As we bounded across the wet muddy sand, the group became thinner. I noticed a young blond surfer nudist with a finely toned butt. When the group angled around a break point, the surfer took off and sprinted into the ocean, singing, in a high octave that would cause all birds and other wildlife in the vicinity to flee, “Welcome to the Hotel California…”

Nobody stopped to see if he was fine, for, as I learned, each nudist must save himself.

First I ran with fear, but then I began to relax. I concentrated on my breathing and tried to keep my pace steady. Then I spotted her—that older woman wearing the jogging bra—and she was outrunning me. The jogging bra lady had to be 10 years older than me, yet she effortlessly glided across the sand. She also had that smug, confident nudist air about her.

I needed to pass her, so I made a shelf for each of my boobs with my forearms and forced my legs to move harder and faster. I came up to her aging butt and then sprung ahead of her toward the final stretch. I was close enough to see the finish line. I looked back and saw her try to pick up some speed. Again, I pushed on and put more distance between us. I felt good; so good that I forgot I was nude! It all began to feel fine. I was nude on a beach and I was not concerned. I smiled at the nudists on either side of me. We were nude and we were free. Maybe this was a fun run after all.

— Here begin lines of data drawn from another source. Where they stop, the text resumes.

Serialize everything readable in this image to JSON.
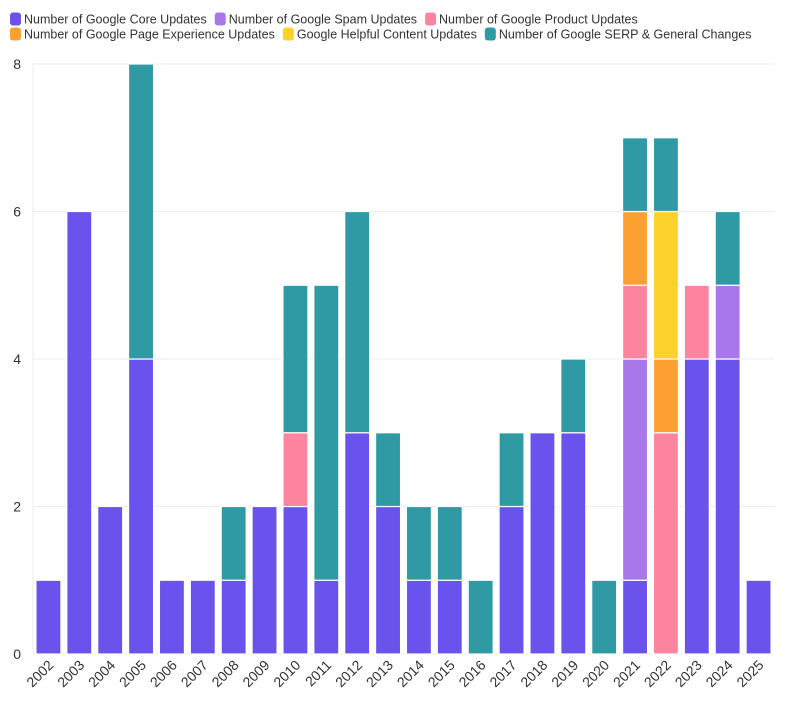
{
  "chart_data": {
    "type": "bar",
    "stacked": true,
    "title": "",
    "xlabel": "",
    "ylabel": "",
    "ylim": [
      0,
      8
    ],
    "yticks": [
      0,
      2,
      4,
      6,
      8
    ],
    "grid": true,
    "legend_position": "top-left",
    "categories": [
      "2002",
      "2003",
      "2004",
      "2005",
      "2006",
      "2007",
      "2008",
      "2009",
      "2010",
      "2011",
      "2012",
      "2013",
      "2014",
      "2015",
      "2016",
      "2017",
      "2018",
      "2019",
      "2020",
      "2021",
      "2022",
      "2023",
      "2024",
      "2025"
    ],
    "series": [
      {
        "name": "Number of Google Core Updates",
        "color": "#6a52ec",
        "values": [
          1,
          6,
          2,
          4,
          1,
          1,
          1,
          2,
          2,
          1,
          3,
          2,
          1,
          1,
          0,
          2,
          3,
          3,
          0,
          1,
          0,
          4,
          4,
          1
        ]
      },
      {
        "name": "Number of Google Spam Updates",
        "color": "#a878eb",
        "values": [
          0,
          0,
          0,
          0,
          0,
          0,
          0,
          0,
          0,
          0,
          0,
          0,
          0,
          0,
          0,
          0,
          0,
          0,
          0,
          3,
          0,
          0,
          1,
          0
        ]
      },
      {
        "name": "Number of Google Product Updates",
        "color": "#fd849f",
        "values": [
          0,
          0,
          0,
          0,
          0,
          0,
          0,
          0,
          1,
          0,
          0,
          0,
          0,
          0,
          0,
          0,
          0,
          0,
          0,
          1,
          3,
          1,
          0,
          0
        ]
      },
      {
        "name": "Number of Google Page Experience Updates",
        "color": "#fca131",
        "values": [
          0,
          0,
          0,
          0,
          0,
          0,
          0,
          0,
          0,
          0,
          0,
          0,
          0,
          0,
          0,
          0,
          0,
          0,
          0,
          1,
          1,
          0,
          0,
          0
        ]
      },
      {
        "name": "Google Helpful Content Updates",
        "color": "#fdd12c",
        "values": [
          0,
          0,
          0,
          0,
          0,
          0,
          0,
          0,
          0,
          0,
          0,
          0,
          0,
          0,
          0,
          0,
          0,
          0,
          0,
          0,
          2,
          0,
          0,
          0
        ]
      },
      {
        "name": "Number of Google SERP & General Changes",
        "color": "#2f9aa4",
        "values": [
          0,
          0,
          0,
          4,
          0,
          0,
          1,
          0,
          2,
          4,
          3,
          1,
          1,
          1,
          1,
          1,
          0,
          1,
          1,
          1,
          1,
          0,
          1,
          0
        ]
      }
    ]
  }
}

Then, a wrinkled naked man with a white beard and clipboard was angling toward me shouting “Second Place for Women, 3.5 km!” He was motioning to a person with a video camera. A race official corralled me into a winner’s circle and informed me that a photo was required.

I suddenly remembered the waiver I signed when I paid for the race. It was something about how I had hereby given permission for the Wreck Beach Society to use any pictures, videotapes, or other record of my participation in this event for their “legitimate purposes.” What was a legitimate purpose, anyway?

Oh, my. How quickly fear returns.

“No photo!” I literally screamed while dodging boobs, substantial thighs, and sagging stomachs toward the safety of the dry sand where my clothes were waiting. For the first time that day, I truly did not care what anybody thought of me. I just wanted to be wearing a shirt and some pants and sitting in my car with the doors locked—the traditional anti-naturist environment.


Diana Wurn

Diana Wurn is a freelance writer living in Bellingham, WA.